An invigorating September can make one forget the tedium of early summer.
For the second year in a row, the hurling championship offered up largely humdrum fare in early summer. It's been the case for quite a while now that the early part of the football championship is a festival of turkey shoots. To witness the hurling championship drift down the same road was dispiriting.
The Munster championship gave us a series of games that were either one-sided or low-scoring. The Leinster championship provided more of what we have come to expect. The eastern province may become even more dull if Galway do as they're now threatening, and pull out of the competition.
Waterford's defensive death grip, occasionally embraced by other teams, has been widely blamed for the snuffing the joy out of the hurling summer. What a surprise then that Waterford were central to two of the most exciting games of this or any season. It's a matter of debate whether the drawn game in Croker or the replay in Thurles was the better game. Both were thrill rides but there is a magic to a Saturday evening replay that's hard to match.
Recent history dictated that Galway were due one of their abject post-All-Ireland final defeat no-shows this year. Though they didn't return to the showpiece match, 2016 did ultimately buck the trend. They endured truck-loads of abuse after the Leinster final loss, which was deemed unacceptably similar to the manner of their defeat in the 2015 All-Ireland final. They responded well by dispatching a once again underwhelming Clare in the Thurles quarter-final, a game which would ultimately end Davy's tumultuous reign.
The same four teams have now contested the All-Ireland semi-finals two years running. Tipp and Kilkenny suffered wobbles in their respective semi-finals to come through to the final. All the chatter at the beginning of the year was of Tipp adding more grit and ballast to complement their swaggering attacking machine.
This came to fruition in the final. Tipperary in full cry are an awesome sight and their full-forward line brought more than their A-Game to the final. Seamus Callanan's haul of 0-13 has already been cited as one of the greatest September displays of them all, even if it wasn't enough to win him Hurler of the Year.
"We've waited six long years!" cried Brendan Maher from the steps of the Hogan. Not quite Anthony Daly but fair play they've suffered a few setbacks.
Tipperary were also headline makers in the football championship. Their exuberant style of play and their manager's relaxed approach to socialising was lauded by those pundits alarmed by the increasing joylessness of inter-county football. If it is true that managers have spent years attempting to transform their players into obedient automatons, then Liam Kearns is spearheading the liberal counter-revolution.
A few set patterns which had been established in recent years were broken. Ultimately, however, it might be stretching it to call it the year of the underdog. The new-l0ok Tyrone had been threatening to win championship silverware for a couple of years and finally slayed the Donegal dragon in Clones. In Connacht, Galway shocked Mayo at a time when their prospects had never appeared bleaker. They became the newest provincial champions of the decade after trampling over Roscommon in the Connacht final replay.
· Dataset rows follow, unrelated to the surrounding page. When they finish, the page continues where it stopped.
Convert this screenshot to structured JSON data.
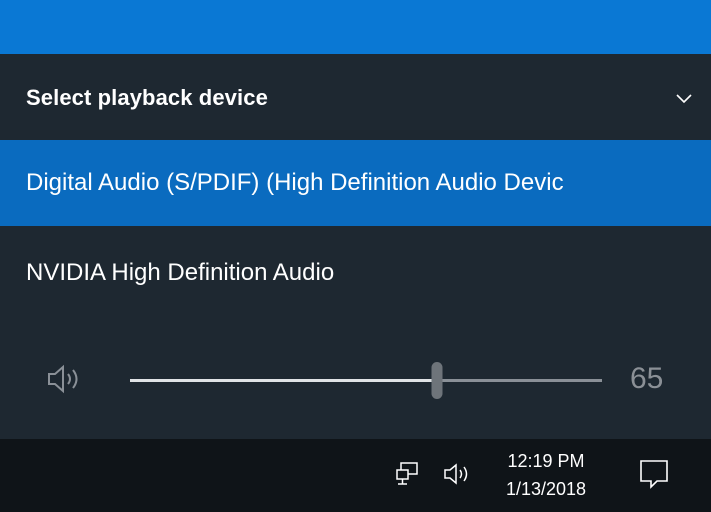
{
  "flyout": {
    "title": "Select playback device",
    "devices": [
      {
        "label": "Digital Audio (S/PDIF) (High Definition Audio Devic",
        "selected": true
      },
      {
        "label": "NVIDIA High Definition Audio",
        "selected": false
      }
    ],
    "volume": {
      "value": "65",
      "level": 0.65
    }
  },
  "taskbar": {
    "time": "12:19 PM",
    "date": "1/13/2018",
    "icons": [
      "network-icon",
      "speaker-icon",
      "action-center-icon"
    ]
  },
  "colors": {
    "accent": "#0a78d4",
    "selection": "#0a6bbf",
    "flyout_bg": "#1e2831",
    "taskbar_bg": "#0f1418"
  }
}
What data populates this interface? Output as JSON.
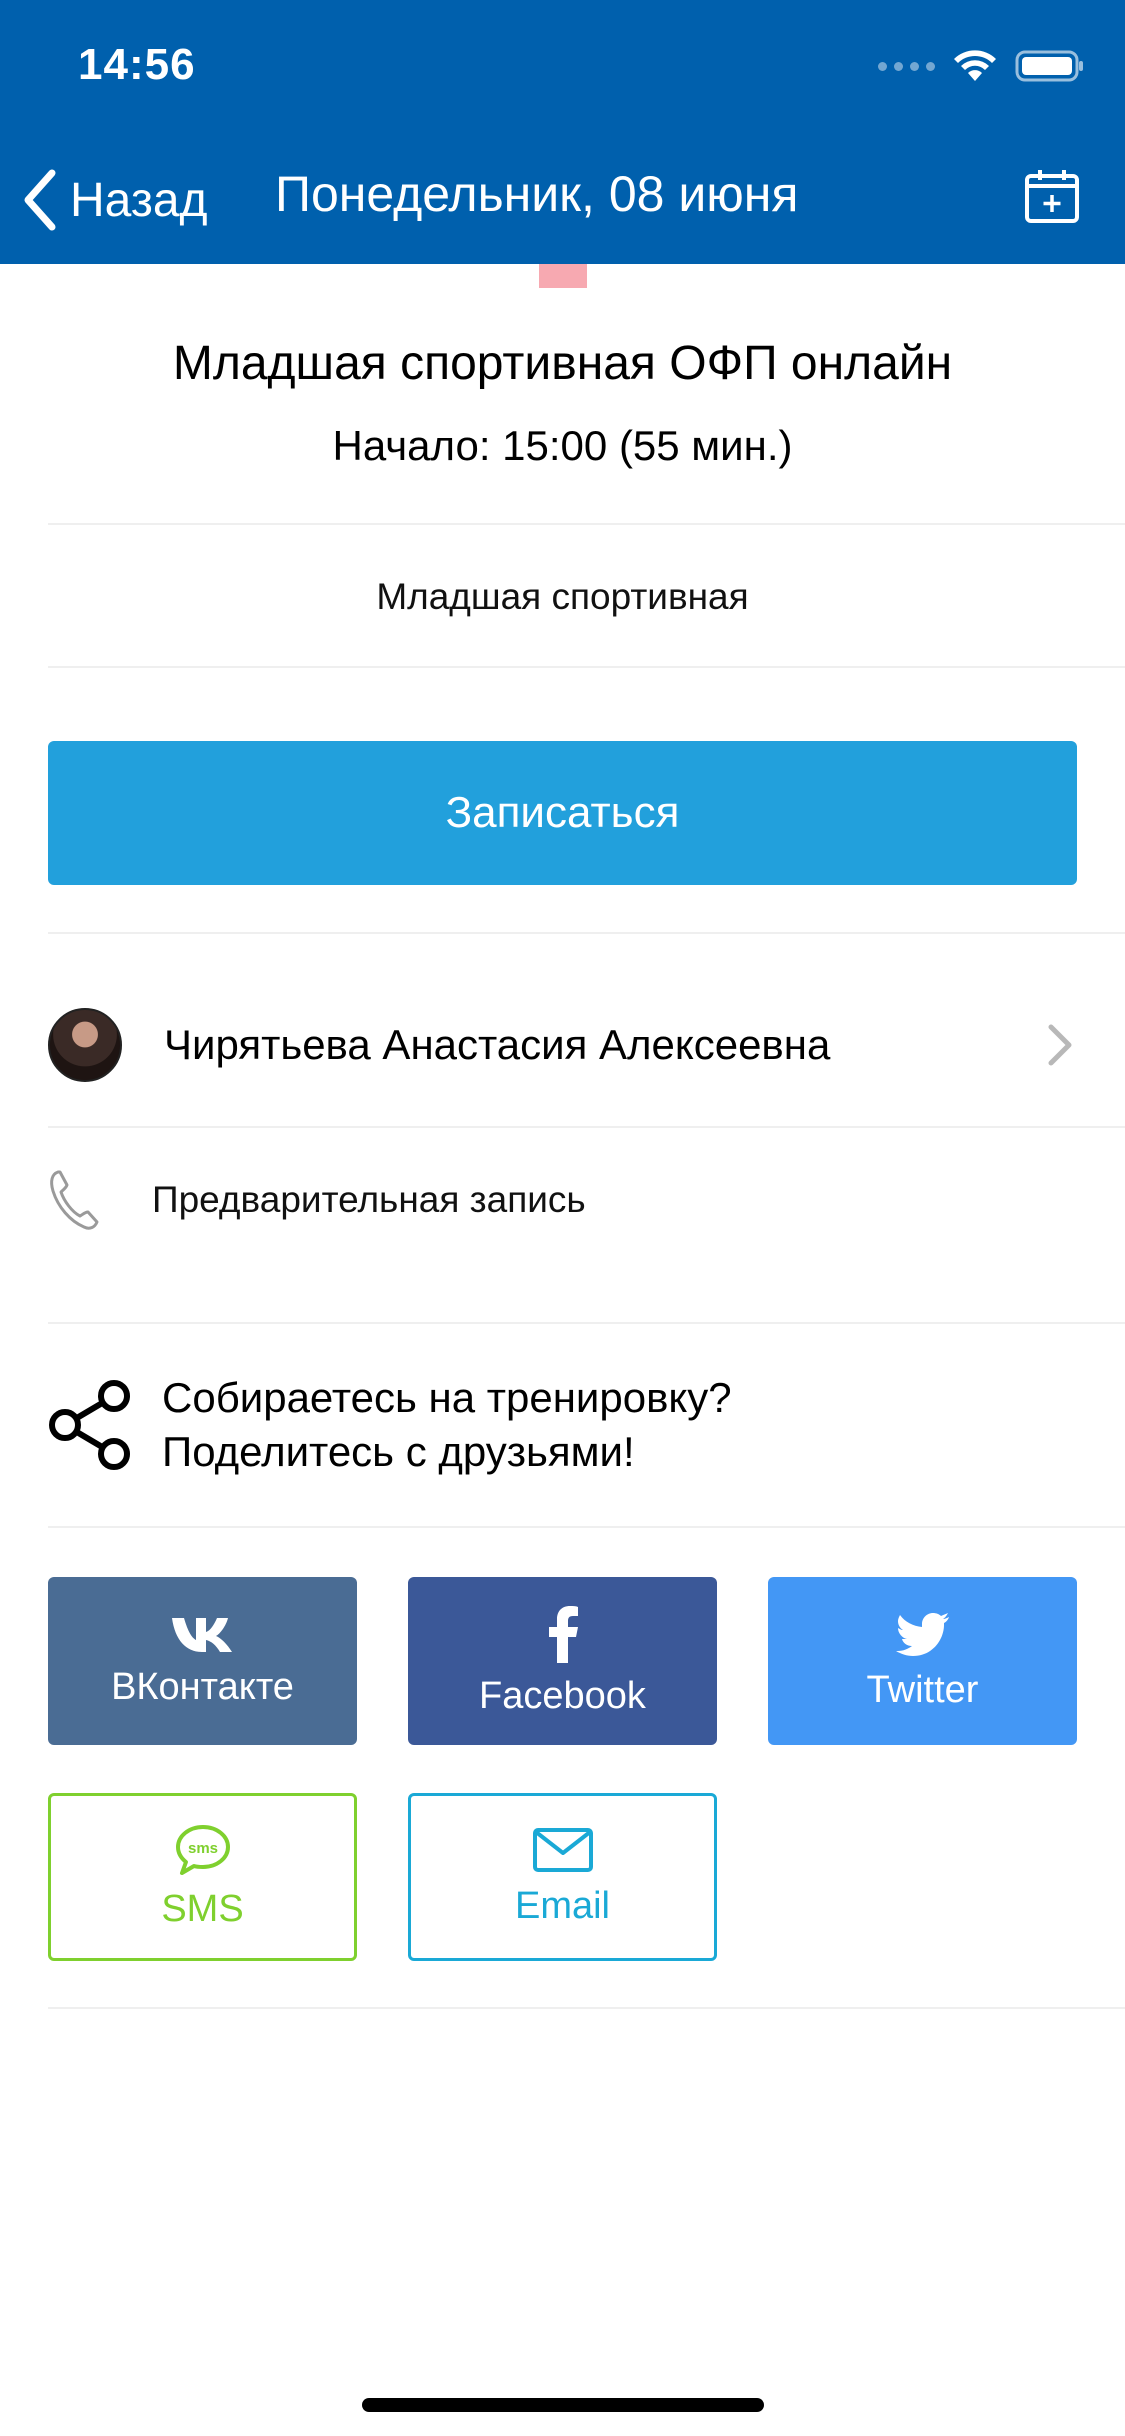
{
  "status_bar": {
    "time": "14:56"
  },
  "nav": {
    "back_label": "Назад",
    "title": "Понедельник, 08 июня"
  },
  "event": {
    "title": "Младшая спортивная ОФП онлайн",
    "start": "Начало: 15:00 (55 мин.)",
    "group": "Младшая спортивная"
  },
  "signup_button": "Записаться",
  "trainer": {
    "name": "Чирятьева Анастасия Алексеевна"
  },
  "booking": {
    "label": "Предварительная запись"
  },
  "share": {
    "line1": "Собираетесь на тренировку?",
    "line2": "Поделитесь с друзьями!",
    "buttons": {
      "vk": "ВКонтакте",
      "facebook": "Facebook",
      "twitter": "Twitter",
      "sms": "SMS",
      "email": "Email"
    }
  },
  "colors": {
    "header": "#0060ad",
    "signup": "#22a0dc",
    "vk": "#4a6c94",
    "facebook": "#3b5898",
    "twitter": "#4397f5",
    "sms": "#7fd02e",
    "email": "#1aa9d6"
  }
}
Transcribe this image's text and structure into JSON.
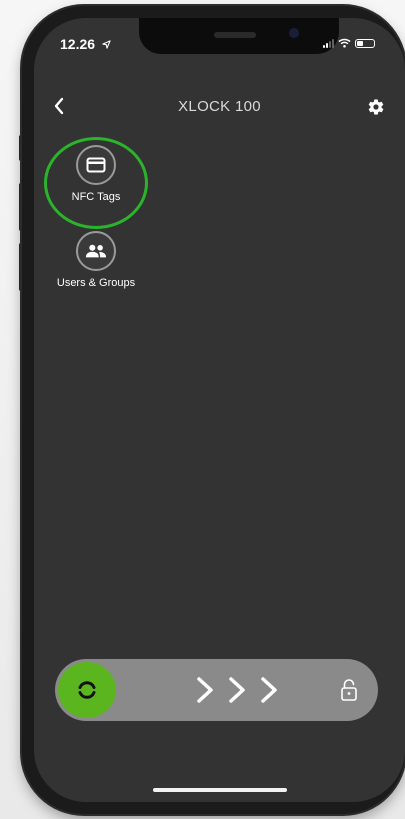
{
  "status_bar": {
    "time": "12.26",
    "icons": [
      "location-arrow-icon",
      "cellular-signal-icon",
      "wifi-icon",
      "battery-icon"
    ],
    "battery_level": 0.35
  },
  "header": {
    "title": "XLOCK 100",
    "back_icon": "chevron-left-icon",
    "settings_icon": "gear-icon"
  },
  "features": [
    {
      "label": "NFC Tags",
      "icon": "card-icon",
      "highlighted": true
    },
    {
      "label": "Users & Groups",
      "icon": "users-icon",
      "highlighted": false
    }
  ],
  "slider": {
    "knob_icon": "brand-logo-icon",
    "arrow_icon": "chevron-right-icon",
    "lock_icon": "unlocked-padlock-icon"
  },
  "colors": {
    "screen_background": "#333333",
    "accent_green": "#5bb51f",
    "highlight_ring": "#2bb42b",
    "slider_track": "#8a8a8a"
  }
}
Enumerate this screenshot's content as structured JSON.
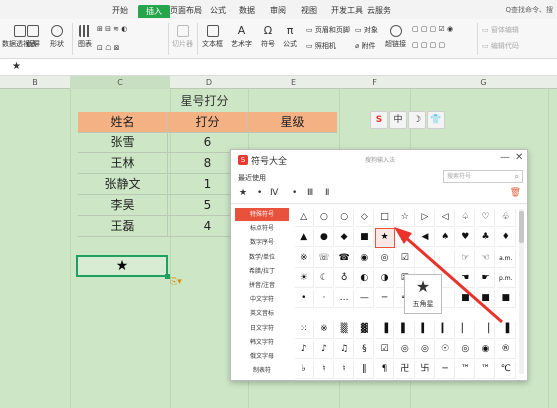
{
  "ribbon_tabs": [
    "开始",
    "插入",
    "页面布局",
    "公式",
    "数据",
    "审阅",
    "视图",
    "开发工具",
    "云服务"
  ],
  "active_tab": "插入",
  "search_hint": "Q查找命令、搜",
  "ribbon": {
    "row1": [
      "图表",
      "截屏",
      "形状",
      "图表",
      "切片器",
      "文本框",
      "艺术字",
      "符号",
      "公式",
      "页眉和页脚",
      "对象",
      "超链接",
      "窗体编辑"
    ],
    "pivot": "数据透视表",
    "screenshot": "截屏",
    "shape": "形状",
    "chart": "图表",
    "slicer": "切片器",
    "textbox": "文本框",
    "wordart": "艺术字",
    "symbol": "符号",
    "formula": "公式",
    "header_footer": "页眉和页脚",
    "camera": "照相机",
    "object": "对象",
    "attachment": "附件",
    "hyperlink": "超链接",
    "form_edit": "窗体编辑",
    "edit_code": "编辑代码"
  },
  "formula_bar": {
    "value": "★"
  },
  "columns": [
    "B",
    "C",
    "D",
    "E",
    "F",
    "G"
  ],
  "selected_column": "C",
  "table": {
    "title": "星号打分",
    "headers": [
      "姓名",
      "打分",
      "星级"
    ],
    "rows": [
      [
        "张雪",
        "6",
        ""
      ],
      [
        "王林",
        "8",
        ""
      ],
      [
        "张静文",
        "1",
        ""
      ],
      [
        "李昊",
        "5",
        ""
      ],
      [
        "王磊",
        "4",
        ""
      ]
    ]
  },
  "active_cell": "★",
  "ime_toolbar": [
    "S",
    "中",
    "☽",
    "👕"
  ],
  "dialog": {
    "title": "符号大全",
    "hint": "搜狗输入法",
    "search_placeholder": "搜索符号",
    "recent_label": "最近使用",
    "recent": [
      "★",
      "•",
      "Ⅳ",
      "•",
      "Ⅲ",
      "Ⅱ"
    ],
    "categories": [
      "特殊符号",
      "标点符号",
      "数字序号",
      "数学/单位",
      "希腊/拉丁",
      "拼音/注音",
      "中文字符",
      "英文音标",
      "日文字符",
      "韩文字符",
      "俄文字母",
      "制表符"
    ],
    "active_category": "特殊符号",
    "symbols": [
      [
        "△",
        "○",
        "○",
        "◇",
        "□",
        "☆",
        "▷",
        "◁",
        "♤",
        "♡",
        "♧"
      ],
      [
        "▲",
        "●",
        "◆",
        "■",
        "★",
        "▶",
        "◀",
        "♠",
        "♥",
        "♣",
        "♦"
      ],
      [
        "※",
        "☏",
        "☎",
        "◉",
        "◎",
        "☑",
        "",
        "",
        "☞",
        "☜",
        "a.m."
      ],
      [
        "☀",
        "☾",
        "♁",
        "◐",
        "◑",
        "☒",
        "",
        "",
        "☚",
        "☛",
        "p.m."
      ],
      [
        "•",
        "·",
        "…",
        "—",
        "─",
        "═",
        "",
        "",
        "■",
        "■",
        "■"
      ],
      [
        "⁙",
        "※",
        "▒",
        "▓",
        "▐",
        "▌",
        "▍",
        "▎",
        "▏",
        "▕",
        "▐"
      ],
      [
        "♪",
        "♪",
        "♫",
        "§",
        "☑",
        "◎",
        "◎",
        "☉",
        "◎",
        "◉",
        "®"
      ],
      [
        "♭",
        "♮",
        "♮",
        "‖",
        "¶",
        "卍",
        "卐",
        "─",
        "™",
        "™",
        "℃"
      ]
    ],
    "selected_symbol": "★",
    "tooltip_symbol": "★",
    "tooltip_name": "五角星"
  }
}
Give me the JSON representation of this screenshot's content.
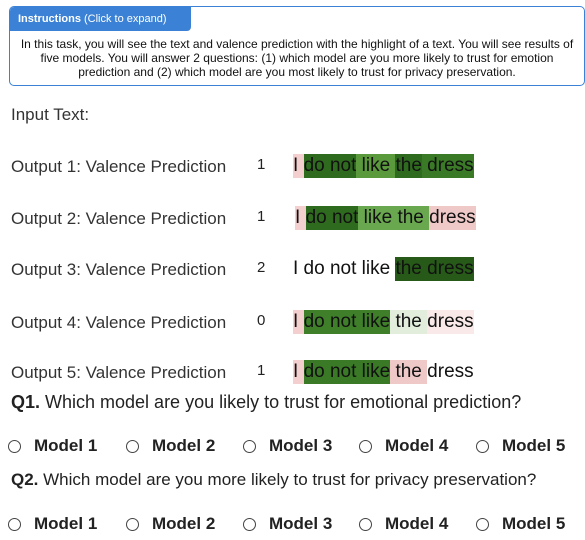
{
  "instructions": {
    "header_bold": "Instructions",
    "header_rest": " (Click to expand)",
    "body": "In this task, you will see the text and valence prediction with the highlight of a text. You will see results of five models. You will answer 2 questions: (1) which model are you more likely to trust for emotion prediction and (2) which model are you most likely to trust for privacy preservation."
  },
  "input_label": "Input Text:",
  "outputs": [
    {
      "label": "Output 1: Valence Prediction",
      "value": "1",
      "tokens": [
        {
          "text": "I ",
          "color": "#f3cfcf"
        },
        {
          "text": "do not",
          "color": "#2f6b1e"
        },
        {
          "text": " like ",
          "color": "#5a9a3c"
        },
        {
          "text": "the",
          "color": "#2f6b1e"
        },
        {
          "text": " dress",
          "color": "#3a7a26"
        }
      ]
    },
    {
      "label": "Output 2: Valence Prediction",
      "value": "1",
      "tokens": [
        {
          "text": "I ",
          "color": "#f3cfcf"
        },
        {
          "text": "do not",
          "color": "#2f6b1e"
        },
        {
          "text": " like the ",
          "color": "#6aa84f"
        },
        {
          "text": "dress",
          "color": "#efc8c8"
        }
      ]
    },
    {
      "label": "Output 3: Valence Prediction",
      "value": "2",
      "tokens": [
        {
          "text": "I do not like ",
          "color": "#ffffff"
        },
        {
          "text": "the dress",
          "color": "#275a18"
        }
      ]
    },
    {
      "label": "Output 4: Valence Prediction",
      "value": "0",
      "tokens": [
        {
          "text": "I ",
          "color": "#f3cfcf"
        },
        {
          "text": "do not like",
          "color": "#3f7f2a"
        },
        {
          "text": " the ",
          "color": "#e3eddc"
        },
        {
          "text": "dress",
          "color": "#fae9e9"
        }
      ]
    },
    {
      "label": "Output 5: Valence Prediction",
      "value": "1",
      "tokens": [
        {
          "text": "I ",
          "color": "#f3cfcf"
        },
        {
          "text": "do not like",
          "color": "#3a7a26"
        },
        {
          "text": " the ",
          "color": "#efc8c8"
        },
        {
          "text": "dress",
          "color": "#ffffff"
        }
      ]
    }
  ],
  "questions": [
    {
      "number": "Q1.",
      "text": " Which model are you likely to trust for emotional prediction?",
      "options": [
        "Model 1",
        "Model 2",
        "Model 3",
        "Model 4",
        "Model 5"
      ]
    },
    {
      "number": "Q2.",
      "text": " Which model are you more likely to trust for privacy preservation?",
      "options": [
        "Model 1",
        "Model 2",
        "Model 3",
        "Model 4",
        "Model 5"
      ]
    }
  ]
}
The final three games of the season provided an abundance of drama. Kerry rocked Dublin - and Stephen Cluxton - in the All-Ireland semi-final, entering at the break five points ahead. Kerry brought all their know-how and cleverness to the sword-fight and maintained the lead until the closing stages. But the 'blue wave' overwhelmed them in the closing ten minutes, as it has done in every encounter since 2011.
And so to the decider. Mayo's form wasn't as assured en route to the final. Their defeat to Galway was much referenced but their one-point quarter-final win over Tyrone was underappreciated. Despite nailing the final three points of the match, conventional wisdom that Mayo would be most dissatisfied after the drawn game.
"The Dubs won't play as badly again," was the cliche of the fortnight between the drawn game and the replay. Ultimately, the popular wisdom proved correct, though it was a squeaker. Footballer of the year Lee Keegan's black card was bitterly resented by Mayo fans who had accused a coterie of ex-Dublin players of waging a concerted campaign against the player.
Cillian O'Connor, the saviour in the drawn game, missed a tricky late free to take the match to extra-time. But for all the angst, James Horan is surely right when he says that on balance Dublin probably should have won by a couple more points. In four seasons, Jim Gavin has won three All-Ireland and four League titles. His only significant loss remains the 2014 All-Ireland semi-final. The first three-in-a-row since Kerry '86 is on the cards for 2017.
In camogie, Ann Downey guided Kilkenny to their first All-Ireland title since she was a player. Oddly, Kilkenny's golden era in camogie ran from 1985 to 1991, a time when their senior hurlers failed to win an All-Ireland. Their victory over Cork in the decider ended a 22-year famine.
The ladies football final provided controversy and shone an unfortunate spotlight on the LGFA's refusal to shell out for Hawkeye. A first-half Dublin point was waved wide and they went down by a point. Though, it should acknowledged that they scored a penalty at the death to reduce the arrears to that point.
It wasn't the first score-related controversy in Croker that year. The Christy Ring Cup final, however, was replayed after a scoreboard error resulted in everyone thinking Meath had beaten Antrim by a point. Meath, who had already collected the Cup, were unwilling to replay the match simply on the grounds that they had accumulated the same score as their opponents. The GAA forced a replay. Meath won out again, this time actually by a point.
Cork's historic run continued - they now have an extraordinary 11 titles from 12 years - and the Dubs suffered yet more heartbreak. As the Americans would put it, they've endured a three-peat of defeats.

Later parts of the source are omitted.